A Taser-armed police officer caught a drink-driver after investigating a report of a disturbance involving his friends.

Motorist Matthias Child, 21, of Gorsey Bank, Wirksworth, Matlock, was followed by police before he stopped at Duckmanton and was found to be over the drink-drive limit.

Chesterfield magistrates' court.

Chesterfield magistrates' court.

Prosecuting solicitor Matt Evans told Chesterfield magistrates’ court on September 18 that police had initially attended a Jet garage, at Brimington, after a report of a disturbance with the description of a vehicle.

Mr Evans said: “He saw the vehicle driving down Station Crescent, at Duckmanton, and turned his vehicle around and noticed the Toyota Avensis effectively making off and the back end of the vehicle kicked out slowly and particularly because it was wet road conditions.”

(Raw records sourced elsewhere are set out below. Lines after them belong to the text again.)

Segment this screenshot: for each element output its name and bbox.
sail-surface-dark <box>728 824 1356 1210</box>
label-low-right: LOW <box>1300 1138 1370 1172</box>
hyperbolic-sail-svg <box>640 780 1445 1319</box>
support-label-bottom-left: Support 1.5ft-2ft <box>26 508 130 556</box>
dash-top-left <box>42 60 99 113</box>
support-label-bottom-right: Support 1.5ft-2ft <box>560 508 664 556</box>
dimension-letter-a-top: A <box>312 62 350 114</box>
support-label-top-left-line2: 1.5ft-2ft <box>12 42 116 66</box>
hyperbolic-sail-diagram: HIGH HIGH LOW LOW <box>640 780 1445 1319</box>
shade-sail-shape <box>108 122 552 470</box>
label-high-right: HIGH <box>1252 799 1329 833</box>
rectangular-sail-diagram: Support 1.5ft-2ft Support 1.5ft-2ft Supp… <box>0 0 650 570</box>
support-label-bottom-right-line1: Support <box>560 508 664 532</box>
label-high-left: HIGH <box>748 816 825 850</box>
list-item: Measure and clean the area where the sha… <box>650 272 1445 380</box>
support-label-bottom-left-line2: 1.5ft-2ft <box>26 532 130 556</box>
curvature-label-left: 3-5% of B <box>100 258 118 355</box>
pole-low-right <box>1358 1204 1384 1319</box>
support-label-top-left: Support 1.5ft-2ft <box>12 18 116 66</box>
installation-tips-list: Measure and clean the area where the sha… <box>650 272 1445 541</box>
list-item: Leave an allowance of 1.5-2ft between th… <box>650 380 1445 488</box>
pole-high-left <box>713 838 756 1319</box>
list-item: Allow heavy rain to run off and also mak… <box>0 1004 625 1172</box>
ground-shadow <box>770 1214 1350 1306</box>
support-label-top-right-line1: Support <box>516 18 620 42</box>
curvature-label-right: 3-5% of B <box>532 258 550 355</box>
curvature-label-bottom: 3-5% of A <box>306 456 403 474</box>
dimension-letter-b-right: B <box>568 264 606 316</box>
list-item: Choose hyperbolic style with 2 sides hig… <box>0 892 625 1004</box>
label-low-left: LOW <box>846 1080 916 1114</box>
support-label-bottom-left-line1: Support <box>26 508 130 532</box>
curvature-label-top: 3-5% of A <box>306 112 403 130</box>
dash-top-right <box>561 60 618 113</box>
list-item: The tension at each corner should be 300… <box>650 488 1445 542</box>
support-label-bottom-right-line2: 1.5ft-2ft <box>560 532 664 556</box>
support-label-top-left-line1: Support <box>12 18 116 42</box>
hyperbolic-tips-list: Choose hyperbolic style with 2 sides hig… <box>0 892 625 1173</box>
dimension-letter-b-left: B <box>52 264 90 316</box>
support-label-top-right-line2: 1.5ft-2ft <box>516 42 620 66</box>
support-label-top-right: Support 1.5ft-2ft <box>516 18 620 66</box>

Mr Evans added that the vehicle eventually came to a stop and the police officer advised the driver he was a Taser-officer and he produced a Taser and the vehicle engine was turned off and the key was removed.

Others were arrested for a separate matter and Child, who smelled of alcohol and failed a roadside breath test, was dealt with for drink-driving.

Child, who has no previous convictions, pleaded guilty to exceeding the alcohol drink-drive limit on Robertson Avenue, Duckmanton, after the incident on August 17.

Defence solicitor Karl Meakin said: “He has never been in trouble with the law in any way before. On the night he had been to a friend’s address and he had two or three cans of lager and he had no intention to drive but the other lads said let’s go and get some drink from the garage.

“And there was an element of peer pressure and an element of bravado and he had done them a favour trying to act the big man.”

Mr Meakin added that there was an incident involving the other lads which is why police had become involved and Child had panicked and his friends were concerned they would be arrested.

The court heard how Child registered 61 microgrammes in 100 millilitres of breath when the legal limit is 35 microgrammes.

District Judge Andrew Davison told Child: “It is unfortunate a person with good character with no previous convictions gets involved with mates who are pestering you to drive and you get embroiled in an argument which you had nothing to do with and police were investigating matters as a result of that.

“You would likely not have come to court if your friends had not let you down.”

Child was fined £150 and ordered to pay £85 costs and a £32 victim surcharge.

He was also banned from driving for 17 months but this can be reduced by 18 weeks if he completes a drink-drive rehabilitation course.